Eglise Saint-Ignace       

église des jésuites à Paris                

 


 

 

 

Nombres 6, 22-27

Galates 4, 4-7

Luc 2, 16-21
 


 

 

Sainte Marie, Mère de Dieu                                                  1er janvier 2006                      

 Père Dominique Salin,  jésuite

 

Il y a beaucoup de bruit et de va-et-vient autour de ce nouveau-né. De même que, dans nos maisons, cette semaine, il y aura eu, autour de la crèche et du sapin, beaucoup de mouvement et beaucoup de bruit : papiers d’emballage froissés, cartonnages écrasés, souhaits de bonheur échangés, exclamations des enfants sur fond sonore de robots électriques plus ou moins bruyants et sophistiqués…, de même, autour de Jésus enfant, ce défilé de visiteurs inattendus et émerveillés, les oreilles bruissantes et la bouche pleine de l’extraordinaire horoscope qui vient de leur être annoncé : « Cet enfant ne serait pas comme les autres ! Nous en avons eu, de la chance ! Plus tard, nous pourrons dire : quand il est né, j’étais là ! Oui, madame, je l’ai vu dans sa mangeoire, de mes yeux vu ! »

Toute cette publicité bruyante, toutes ces allées et venues, toutes ces exclamations, tous ces plans sur la comète !...

Au milieu de tout cela, dans le caravansérail en effervescence, une femme se tait. Elle reste immobile et silencieuse. C’est à peine si on la remarque. On ne la voit pour ainsi dire pas.

Mais elle, elle voit, elle voit tout, elle entend tout, elle se rappelle tout et, dans son cœur, elle dit oui à tout.

En un mot, elle prie.

Cette mère silencieuse, ce témoin attentif et discret de tout ce qui concerne Jésus, cette mémoire vivante en train de se constituer, c’est Marie.

Elle ne pense pas à l’avenir, elle ne s’interroge pas sur l’avenir. Elle fait confiance pour l’avenir.

Elle est attentive au présent, disponible au présent. Et elle laisse remonter le passé que ce présent appelle pour en recevoir son sens.

Dans l’Evangile, il en sera toujours ainsi. Toujours Marie est tout entière dans le présent, si déconcertant soit-il. Et elle se rappelle le passé.

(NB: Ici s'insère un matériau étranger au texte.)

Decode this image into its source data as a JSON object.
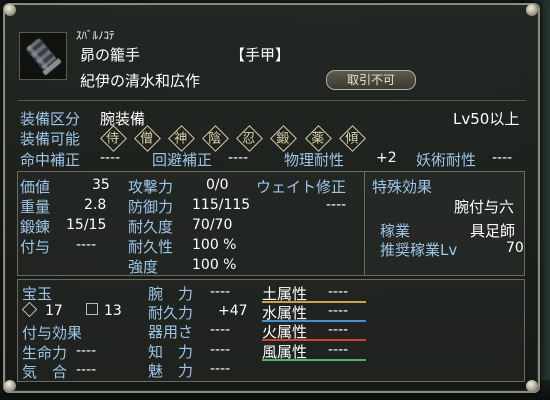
{
  "item": {
    "furigana": "ｽﾊﾞﾙﾉｺﾃ",
    "name": "昴の籠手",
    "slot": "【手甲】",
    "maker": "紀伊の清水和広作",
    "trade_badge": "取引不可"
  },
  "equip": {
    "class_label": "装備区分",
    "class_value": "腕装備",
    "level_req": "Lv50以上",
    "usable_label": "装備可能",
    "jobs": [
      "侍",
      "僧",
      "神",
      "陰",
      "忍",
      "鍛",
      "薬",
      "傾"
    ]
  },
  "bonus_row": {
    "hit_label": "命中補正",
    "hit_value": "----",
    "evade_label": "回避補正",
    "evade_value": "----",
    "phys_label": "物理耐性",
    "phys_value": "+2",
    "magic_label": "妖術耐性",
    "magic_value": "----"
  },
  "stats_left": [
    {
      "label": "価値",
      "value": "35"
    },
    {
      "label": "重量",
      "value": "2.8"
    },
    {
      "label": "鍛錬",
      "value": "15/15"
    },
    {
      "label": "付与",
      "value": "----"
    }
  ],
  "stats_mid": [
    {
      "label": "攻撃力",
      "value": "0/0"
    },
    {
      "label": "防御力",
      "value": "115/115"
    },
    {
      "label": "耐久度",
      "value": "70/70"
    },
    {
      "label": "耐久性",
      "value": "100 %"
    },
    {
      "label": "強度",
      "value": "100 %"
    }
  ],
  "weight_mod": {
    "label": "ウェイト修正",
    "value": "----"
  },
  "special": {
    "title": "特殊効果",
    "effect": "腕付与六",
    "trade_label": "稼業",
    "trade_value": "具足師",
    "rec_label": "推奨稼業Lv",
    "rec_value": "70"
  },
  "gems": {
    "title": "宝玉",
    "slot_a": "17",
    "slot_b": "13"
  },
  "enchant": {
    "title": "付与効果",
    "rows": [
      {
        "label": "生命力",
        "value": "----"
      },
      {
        "label": "気　合",
        "value": "----"
      }
    ]
  },
  "attr_mid": [
    {
      "label": "腕　力",
      "value": "----"
    },
    {
      "label": "耐久力",
      "value": "+47"
    },
    {
      "label": "器用さ",
      "value": "----"
    },
    {
      "label": "知　力",
      "value": "----"
    },
    {
      "label": "魅　力",
      "value": "----"
    }
  ],
  "elements": [
    {
      "label": "土属性",
      "value": "----",
      "color": "#c8a050"
    },
    {
      "label": "水属性",
      "value": "----",
      "color": "#4a90d0"
    },
    {
      "label": "火属性",
      "value": "----",
      "color": "#d04030"
    },
    {
      "label": "風属性",
      "value": "----",
      "color": "#50b070"
    }
  ]
}
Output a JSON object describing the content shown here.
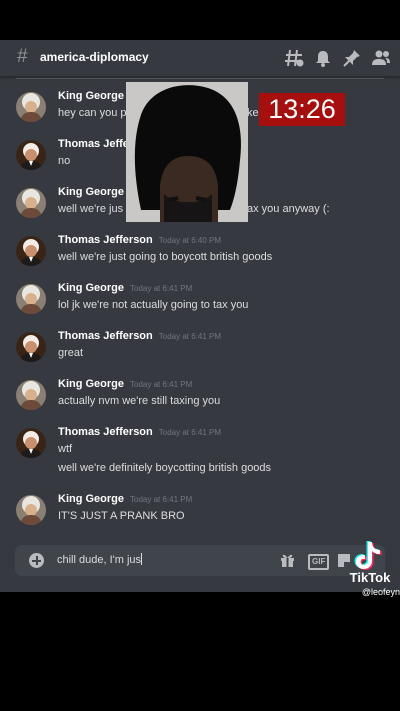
{
  "channel": {
    "hash": "#",
    "name": "america-diplomacy"
  },
  "header_icons": [
    "threads-icon",
    "bell-icon",
    "pin-icon",
    "members-icon"
  ],
  "messages": [
    {
      "author": "King George",
      "time": "",
      "lines": [
        "hey can you p",
        "kes"
      ]
    },
    {
      "author": "Thomas Jeffer",
      "time": "",
      "lines": [
        "no"
      ]
    },
    {
      "author": "King George",
      "time": "",
      "lines": [
        "well we're jus",
        "ax you anyway (:"
      ]
    },
    {
      "author": "Thomas Jefferson",
      "time": "Today at 6:40 PM",
      "lines": [
        "well we're just going to boycott british goods"
      ]
    },
    {
      "author": "King George",
      "time": "Today at 6:41 PM",
      "lines": [
        "lol jk we're not actually going to tax you"
      ]
    },
    {
      "author": "Thomas Jefferson",
      "time": "Today at 6:41 PM",
      "lines": [
        "great"
      ]
    },
    {
      "author": "King George",
      "time": "Today at 6:41 PM",
      "lines": [
        "actually nvm we're still taxing you"
      ]
    },
    {
      "author": "Thomas Jefferson",
      "time": "Today at 6:41 PM",
      "lines": [
        "wtf",
        "well we're definitely boycotting british goods"
      ]
    },
    {
      "author": "King George",
      "time": "Today at 6:41 PM",
      "lines": [
        "IT'S JUST A PRANK BRO"
      ]
    }
  ],
  "composer": {
    "value": "chill dude, I'm jus",
    "gif_label": "GIF"
  },
  "overlay": {
    "clock": "13:26"
  },
  "watermark": {
    "brand": "TikTok",
    "handle": "@leofeyn"
  },
  "colors": {
    "background": "#36393f",
    "composer": "#40444b",
    "clock_bg": "#a70f0f"
  }
}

Dans cet enfant qui lui est donné, Marie voit surgir, du fond du passé, tous ces fils inattendus, inespérés, enfants parfois de la stérilité ou rescapés de la mort et du péché, et qui ont fait l’histoire d’Israël : Samson, David, Moïse, Jacob, Isaac…

Tous ces destins extraordinaires, suspendus au fil fragile d’une parole en forme de promesse : « Il sauvera son peuple… Il sera père de tout un peuple… »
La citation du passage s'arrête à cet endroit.